Get a Life: Take Charge of Your Future

Get a Life: Take Charge of Your Future

I see it in their faces…parents of teens with disabilities trying to imagine what kind of future their son or daughter is heading towards. Often it is a look of fear and one of exhaustion. Just when other parents are excitedly getting their children ready for college and to launch into adult life, we are scrambling to find out what kind of services our children are eligible for when they age out of the school system.

When young people with disabilities move from public education — a system of entitlement to adult services and a system of eligibility — it’s a huge shock to families. After sending their child to school for 6 or 7 hours every day for the last 15 years, now they have to figure out what their child is going to do each day. It’s a dilemma that makes parents lose lots of sleep and it leaves most young adults with disabilities sitting at home with nothing to do and nowhere to go.

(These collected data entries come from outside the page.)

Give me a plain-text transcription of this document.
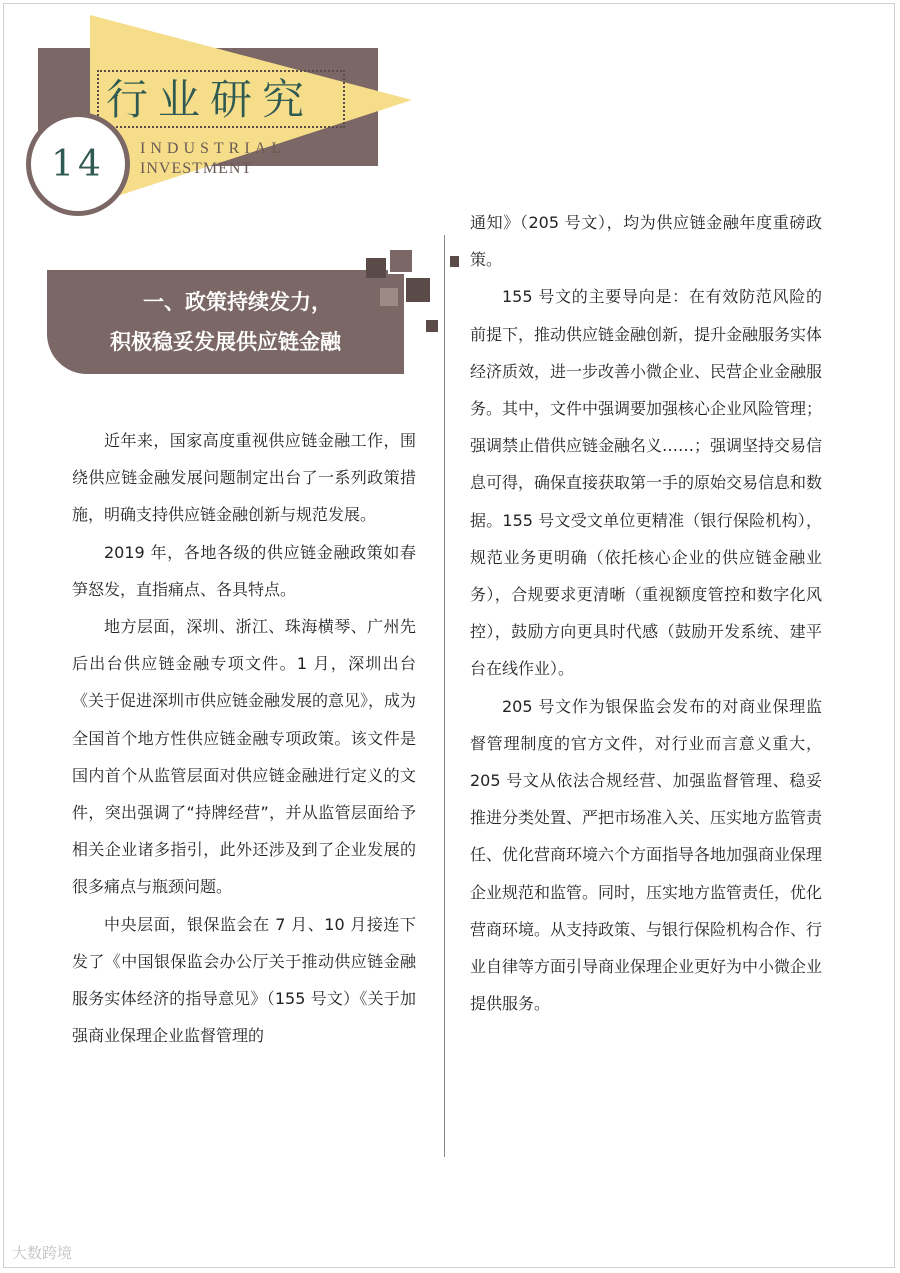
行业研究
INDUSTRIAL
INVESTMENT
14
一、政策持续发力，
积极稳妥发展供应链金融

近年来，国家高度重视供应链金融工作，围绕供应链金融发展问题制定出台了一系列政策措施，明确支持供应链金融创新与规范发展。

2019 年，各地各级的供应链金融政策如春笋怒发，直指痛点、各具特点。

地方层面，深圳、浙江、珠海横琴、广州先后出台供应链金融专项文件。1 月，深圳出台《关于促进深圳市供应链金融发展的意见》，成为全国首个地方性供应链金融专项政策。该文件是国内首个从监管层面对供应链金融进行定义的文件，突出强调了“持牌经营”，并从监管层面给予相关企业诸多指引，此外还涉及到了企业发展的很多痛点与瓶颈问题。

中央层面，银保监会在 7 月、10 月接连下发了《中国银保监会办公厅关于推动供应链金融服务实体经济的指导意见》（155 号文）《关于加强商业保理企业监督管理的

通知》（205 号文），均为供应链金融年度重磅政策。

155 号文的主要导向是：在有效防范风险的前提下，推动供应链金融创新，提升金融服务实体经济质效，进一步改善小微企业、民营企业金融服务。其中，文件中强调要加强核心企业风险管理；强调禁止借供应链金融名义……；强调坚持交易信息可得，确保直接获取第一手的原始交易信息和数据。155 号文受文单位更精准（银行保险机构），规范业务更明确（依托核心企业的供应链金融业务），合规要求更清晰（重视额度管控和数字化风控），鼓励方向更具时代感（鼓励开发系统、建平台在线作业）。

205 号文作为银保监会发布的对商业保理监督管理制度的官方文件，对行业而言意义重大，205 号文从依法合规经营、加强监督管理、稳妥推进分类处置、严把市场准入关、压实地方监管责任、优化营商环境六个方面指导各地加强商业保理企业规范和监管。同时，压实地方监管责任，优化营商环境。从支持政策、与银行保险机构合作、行业自律等方面引导商业保理企业更好为中小微企业提供服务。

大数跨境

While families do need to find out what services and supports are available in their area, there is an essential process that can help determine a better future. Known by several names, it is a person-centered approach that puts the person with a disability in the driver’s seat of their future.

Different from an IEP, which is only about public school access, it is a process that brings together the person’s circle of family, friends, peers, and providers. Together, in a facilitated and organized group meeting, they dream together to imagine a possible and positive future and create an action plan to work towards that dream.

Among the better known person-centered planning approaches are Planning Alternative Tomorrows with Hope, known as PATH (Pearpoint, O’Brien, & Forest, 1993); Making Action Plans, known as MAPS (Forest & Lusthaus, 1990); and Group Action Planning, known as GAP (Turnbull & Turnbull, 1992).

Instead of trying to access services based on what is available, it turns around everyone’s thinking and first asks, “What do you want?” Using the answers to guide all decisions in a natural, creative, and totally individualized way, they build from the person’s preferences, interests, and strengths.

Though you might think that you are already doing that through the IEP process, I can tell you from my own facilitation of the process, that it is a different process and leads to changes both for the parents who don’t have to be the ones doing everything to the person who is supported and honored for their dreams and desires, even when it doesn’t look attainable.

Changes can be both big and small. One young woman with developmental disabilities had a service dog but her parents did all the dog care. Their neighbor saw the parents picking up after the dog and wanted to say something but didn’t…until her PATH when the group starting talking about having the young woman learn to take care of her dog as part of her steps to being more independent. The neighbor was able to support that goal which was actually not as difficult as the parents thought it would be.

That same young woman also had a goal of learning to live in a condo with roommates and within a year, she was easily spending two to three nights a week there with young women who were selected from the local college speech and language department. And yes, the dog came, too, so she was responsible for all of her care.

Perhaps the most significant person-centered planning session I helped facilitate was for a 30-year-old man whose only attendees were his immediate family and the crew of paid providers who supported him in a group home and in a sheltered workshop. The care providers felt he could do much more than he was but needed the whole team to share that belief and then together work on a plan for him to continue to develop his independent skills. Last I heard he has learned to get his own breakfast and pack his lunch before we went off for his day. I believe that without the PATH, he would have continued to be unmotivated and unengaged. His chronic “learned helplessness” response would have been maintained and everyone around him would continue to have low expectations of him.

Person-centered planning is essential if we want to see our sons and daughters contribute to their community, have decent jobs, good relationships, and engaging recreation. I know I do.